President Trump speaks often of his ambition to “make America great again.” He talks a lot in the first person, “I” being the most important word in whatever message he delivers, whether it is building a wall to match the historic one in China, halting immigration to the USA until he can be sure no bad people are sneaking in, or blustering about the military power he now commands and is prepared to use if he feels any other nation even appears to threaten.
He has openly boasted about being a Churchill admirer. In his White House Oval Office, newly decorated with Trump-gold curtains and other royal touches, a bust of Sir Winston stands in clear view from the President’s desk. It has so far failed to remind President Trump that Churchill rarely if ever used “I” in public speeches. One of those rare moments was during the darkest moments of the Second World War when the fate of Britain hung by the most slender threads and all seemed lost.
It was in May 1940, with the people of Great Britain confused, frightened, and wondering if their government was about to be conquered by Hitler’s Germany, that Churchill became Prime Minister. That day he said to one of his military leaders: “Poor people, poor people. They trust me and I can give them nothing but disaster for a long time.” It was a statement he later refined and used in a speech to Parliament and later the same evening in a broadcast to his people and the world.
No “trust me I’m going to make Britain great again,” but words which inspired a nation and can still stir the soul of those of us who heard them spoken via radio for the first time so long ago: “I have nothing to offer but blood, toil, tears and sweat” but that was it for “I’s”. “We” replaced “I” and became the norm for Churchill, as it should be for any national leader desiring to rally an unsure nation to a worthy cause: “We have before us an ordeal of the most grievous kind. We have before us many, many long months of struggle and of sufferings.”

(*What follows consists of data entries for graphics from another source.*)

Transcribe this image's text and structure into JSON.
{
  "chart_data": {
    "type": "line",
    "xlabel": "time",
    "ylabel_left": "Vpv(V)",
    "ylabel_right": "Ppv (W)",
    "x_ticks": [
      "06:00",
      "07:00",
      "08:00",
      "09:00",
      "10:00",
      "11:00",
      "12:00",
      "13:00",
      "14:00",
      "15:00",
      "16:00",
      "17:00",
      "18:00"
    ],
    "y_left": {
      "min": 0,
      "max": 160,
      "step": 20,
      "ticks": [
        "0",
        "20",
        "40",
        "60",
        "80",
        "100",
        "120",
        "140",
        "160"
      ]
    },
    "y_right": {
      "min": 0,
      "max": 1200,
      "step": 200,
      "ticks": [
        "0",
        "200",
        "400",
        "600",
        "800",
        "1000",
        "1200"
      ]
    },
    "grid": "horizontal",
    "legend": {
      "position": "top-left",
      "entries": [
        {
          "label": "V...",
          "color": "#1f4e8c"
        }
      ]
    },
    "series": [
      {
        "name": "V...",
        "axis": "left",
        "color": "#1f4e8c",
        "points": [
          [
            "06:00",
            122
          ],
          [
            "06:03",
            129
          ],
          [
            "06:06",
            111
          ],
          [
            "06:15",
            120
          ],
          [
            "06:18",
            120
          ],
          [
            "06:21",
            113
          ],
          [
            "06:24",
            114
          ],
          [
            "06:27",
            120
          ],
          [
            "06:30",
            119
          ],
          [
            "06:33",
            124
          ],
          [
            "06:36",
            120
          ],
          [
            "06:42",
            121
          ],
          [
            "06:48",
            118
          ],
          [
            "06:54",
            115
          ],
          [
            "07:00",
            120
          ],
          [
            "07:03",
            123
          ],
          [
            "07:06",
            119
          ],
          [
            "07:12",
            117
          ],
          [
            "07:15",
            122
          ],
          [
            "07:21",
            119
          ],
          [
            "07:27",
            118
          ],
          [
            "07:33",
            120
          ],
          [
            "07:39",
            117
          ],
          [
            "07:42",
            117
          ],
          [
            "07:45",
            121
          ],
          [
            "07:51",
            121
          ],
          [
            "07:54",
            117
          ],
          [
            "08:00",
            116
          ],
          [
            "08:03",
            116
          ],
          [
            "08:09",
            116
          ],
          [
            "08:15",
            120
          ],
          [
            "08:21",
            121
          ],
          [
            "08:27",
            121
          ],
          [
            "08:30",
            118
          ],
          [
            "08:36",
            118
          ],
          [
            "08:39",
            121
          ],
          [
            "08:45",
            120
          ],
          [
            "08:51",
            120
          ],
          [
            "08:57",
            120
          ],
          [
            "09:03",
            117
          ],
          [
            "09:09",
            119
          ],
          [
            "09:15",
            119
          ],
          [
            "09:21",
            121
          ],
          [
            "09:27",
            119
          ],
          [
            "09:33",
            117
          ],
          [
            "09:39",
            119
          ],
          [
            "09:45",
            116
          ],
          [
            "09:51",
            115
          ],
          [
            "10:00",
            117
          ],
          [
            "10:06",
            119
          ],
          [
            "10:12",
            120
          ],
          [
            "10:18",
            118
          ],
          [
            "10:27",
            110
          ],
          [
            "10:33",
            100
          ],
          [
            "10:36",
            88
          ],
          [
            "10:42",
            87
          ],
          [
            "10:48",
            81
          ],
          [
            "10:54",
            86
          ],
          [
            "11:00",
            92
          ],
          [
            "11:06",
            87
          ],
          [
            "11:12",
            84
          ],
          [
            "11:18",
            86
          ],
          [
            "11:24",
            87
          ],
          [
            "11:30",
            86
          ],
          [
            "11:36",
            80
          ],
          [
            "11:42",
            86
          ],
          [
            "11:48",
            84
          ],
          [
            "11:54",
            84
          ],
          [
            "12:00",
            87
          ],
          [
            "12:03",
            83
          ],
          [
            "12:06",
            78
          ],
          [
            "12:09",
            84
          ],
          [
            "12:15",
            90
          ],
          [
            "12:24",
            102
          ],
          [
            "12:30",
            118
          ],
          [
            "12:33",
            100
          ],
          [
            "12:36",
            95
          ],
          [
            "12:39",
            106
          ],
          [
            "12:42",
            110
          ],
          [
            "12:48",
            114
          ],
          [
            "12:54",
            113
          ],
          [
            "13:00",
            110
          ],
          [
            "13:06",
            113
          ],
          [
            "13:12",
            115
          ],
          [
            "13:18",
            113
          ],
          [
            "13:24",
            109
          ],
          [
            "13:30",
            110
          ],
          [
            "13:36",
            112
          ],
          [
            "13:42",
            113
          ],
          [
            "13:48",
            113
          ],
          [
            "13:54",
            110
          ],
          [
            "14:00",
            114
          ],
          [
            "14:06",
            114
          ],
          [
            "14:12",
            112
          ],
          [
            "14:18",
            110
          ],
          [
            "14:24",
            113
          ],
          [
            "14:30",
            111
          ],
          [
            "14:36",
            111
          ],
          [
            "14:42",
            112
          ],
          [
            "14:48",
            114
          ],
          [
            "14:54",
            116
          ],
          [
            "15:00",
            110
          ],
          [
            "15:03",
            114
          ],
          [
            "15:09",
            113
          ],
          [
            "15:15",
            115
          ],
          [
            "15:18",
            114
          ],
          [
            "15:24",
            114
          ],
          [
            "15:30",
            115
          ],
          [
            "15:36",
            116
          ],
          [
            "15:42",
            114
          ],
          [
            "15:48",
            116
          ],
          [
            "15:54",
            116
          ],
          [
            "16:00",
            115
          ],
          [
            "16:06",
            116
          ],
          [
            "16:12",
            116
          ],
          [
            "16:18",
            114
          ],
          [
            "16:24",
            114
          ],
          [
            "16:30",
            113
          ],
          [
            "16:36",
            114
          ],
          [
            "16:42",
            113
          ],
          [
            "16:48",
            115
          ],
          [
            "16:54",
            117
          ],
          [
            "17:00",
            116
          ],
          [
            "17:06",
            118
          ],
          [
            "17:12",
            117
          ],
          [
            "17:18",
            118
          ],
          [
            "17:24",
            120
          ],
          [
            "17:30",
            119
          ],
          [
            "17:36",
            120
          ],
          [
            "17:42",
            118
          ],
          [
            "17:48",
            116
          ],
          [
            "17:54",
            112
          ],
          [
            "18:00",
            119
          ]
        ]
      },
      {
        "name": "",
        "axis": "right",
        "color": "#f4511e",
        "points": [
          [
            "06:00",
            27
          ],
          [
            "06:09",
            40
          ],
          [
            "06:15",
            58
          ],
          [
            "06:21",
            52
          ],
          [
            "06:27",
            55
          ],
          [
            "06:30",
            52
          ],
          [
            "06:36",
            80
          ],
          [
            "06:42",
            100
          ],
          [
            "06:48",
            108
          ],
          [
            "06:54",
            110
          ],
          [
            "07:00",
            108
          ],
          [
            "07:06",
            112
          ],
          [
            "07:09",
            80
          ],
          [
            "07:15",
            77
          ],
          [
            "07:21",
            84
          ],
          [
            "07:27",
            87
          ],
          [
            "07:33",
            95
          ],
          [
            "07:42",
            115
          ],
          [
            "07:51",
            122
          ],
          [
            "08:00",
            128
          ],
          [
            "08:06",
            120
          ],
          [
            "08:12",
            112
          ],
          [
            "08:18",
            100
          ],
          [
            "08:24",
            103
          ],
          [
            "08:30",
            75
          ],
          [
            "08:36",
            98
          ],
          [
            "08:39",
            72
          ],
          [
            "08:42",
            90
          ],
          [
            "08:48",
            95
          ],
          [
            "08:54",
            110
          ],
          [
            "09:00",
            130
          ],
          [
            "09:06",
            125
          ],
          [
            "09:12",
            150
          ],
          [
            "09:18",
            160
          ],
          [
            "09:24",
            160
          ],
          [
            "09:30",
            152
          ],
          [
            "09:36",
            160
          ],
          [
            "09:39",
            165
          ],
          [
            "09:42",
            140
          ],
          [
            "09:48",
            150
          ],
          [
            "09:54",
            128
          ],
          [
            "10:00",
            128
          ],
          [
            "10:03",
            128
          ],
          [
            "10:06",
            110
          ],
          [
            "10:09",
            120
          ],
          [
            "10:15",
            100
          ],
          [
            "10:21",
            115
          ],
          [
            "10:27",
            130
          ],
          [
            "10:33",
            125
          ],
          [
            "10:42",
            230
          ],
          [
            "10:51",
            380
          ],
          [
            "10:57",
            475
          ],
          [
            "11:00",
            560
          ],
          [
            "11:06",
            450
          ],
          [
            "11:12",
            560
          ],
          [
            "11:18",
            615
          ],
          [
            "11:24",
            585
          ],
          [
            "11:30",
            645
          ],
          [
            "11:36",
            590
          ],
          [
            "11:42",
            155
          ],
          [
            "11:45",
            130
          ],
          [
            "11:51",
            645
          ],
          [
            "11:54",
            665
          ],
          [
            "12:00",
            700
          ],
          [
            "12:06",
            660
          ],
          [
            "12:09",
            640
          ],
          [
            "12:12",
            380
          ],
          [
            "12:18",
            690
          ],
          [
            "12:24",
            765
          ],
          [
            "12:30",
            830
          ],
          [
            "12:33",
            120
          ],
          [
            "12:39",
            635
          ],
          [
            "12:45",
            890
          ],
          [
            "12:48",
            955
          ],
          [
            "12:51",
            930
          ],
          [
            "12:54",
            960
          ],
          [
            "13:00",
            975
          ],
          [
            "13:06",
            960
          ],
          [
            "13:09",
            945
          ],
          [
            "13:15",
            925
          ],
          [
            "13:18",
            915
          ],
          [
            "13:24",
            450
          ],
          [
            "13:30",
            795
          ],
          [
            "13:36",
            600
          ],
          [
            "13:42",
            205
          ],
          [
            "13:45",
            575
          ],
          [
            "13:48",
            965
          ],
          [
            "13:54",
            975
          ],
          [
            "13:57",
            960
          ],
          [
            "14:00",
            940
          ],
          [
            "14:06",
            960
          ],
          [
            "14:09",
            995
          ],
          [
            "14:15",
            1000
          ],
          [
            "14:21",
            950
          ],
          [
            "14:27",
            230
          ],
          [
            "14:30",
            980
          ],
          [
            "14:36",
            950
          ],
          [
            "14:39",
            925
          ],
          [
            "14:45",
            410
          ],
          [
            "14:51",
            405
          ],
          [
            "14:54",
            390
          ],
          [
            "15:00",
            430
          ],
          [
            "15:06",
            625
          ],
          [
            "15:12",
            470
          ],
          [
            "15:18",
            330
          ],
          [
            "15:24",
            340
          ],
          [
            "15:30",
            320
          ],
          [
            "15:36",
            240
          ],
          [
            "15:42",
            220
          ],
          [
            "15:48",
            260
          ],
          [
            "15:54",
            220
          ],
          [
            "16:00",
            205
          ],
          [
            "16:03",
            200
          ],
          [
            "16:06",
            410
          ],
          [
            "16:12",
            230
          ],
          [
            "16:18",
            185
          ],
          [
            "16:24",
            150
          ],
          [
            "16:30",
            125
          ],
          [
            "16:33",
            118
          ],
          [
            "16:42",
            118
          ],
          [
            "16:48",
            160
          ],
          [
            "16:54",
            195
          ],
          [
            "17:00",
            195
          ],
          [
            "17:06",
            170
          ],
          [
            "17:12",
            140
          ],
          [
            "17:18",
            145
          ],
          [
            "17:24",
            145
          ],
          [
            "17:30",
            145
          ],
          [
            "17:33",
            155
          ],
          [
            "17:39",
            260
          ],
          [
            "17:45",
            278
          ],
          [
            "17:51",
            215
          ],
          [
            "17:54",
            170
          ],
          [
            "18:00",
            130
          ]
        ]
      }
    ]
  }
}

A matter of weeks later the German army swept through France and stood poised to invade England. Churchill, as the figurehead, knew only the nation, not he himself, could bring salvation: “We shall defend our island, whatever the cost may be, we shall fight on the beaches, we shall fight on the landing grounds, we shall fight in the fields and in the streets, we shall fight in the hills; we shall never surrender.”
Readers will find most of Churchill’s speeches on YouTube with photographs President Trump’s make-up people and acting coaches must have studied while creating his bulldog look – a look unfortunately not supported by intelligence or understanding of his role as leader of a great but troubled nation in uncertain times.
President Trump says he has great admiration for Churchill. Based on so many of his recent dubious pronouncements it is impossible to say how truthful or sincere that claim may be. But I think it can be safely said that his Churchillian ambition is but a chimera – a thing hoped or wished for but which in fact is illusory and impossible for a man with narcissistic tendencies to achieve.
An interesting word – narcissism – with its simple definition “too much interest in and admiration for your own physical appearance and/or your own abilities….a person who is overly self-involved and often vain and selfish.”
An imitation bulldog look won’t change it.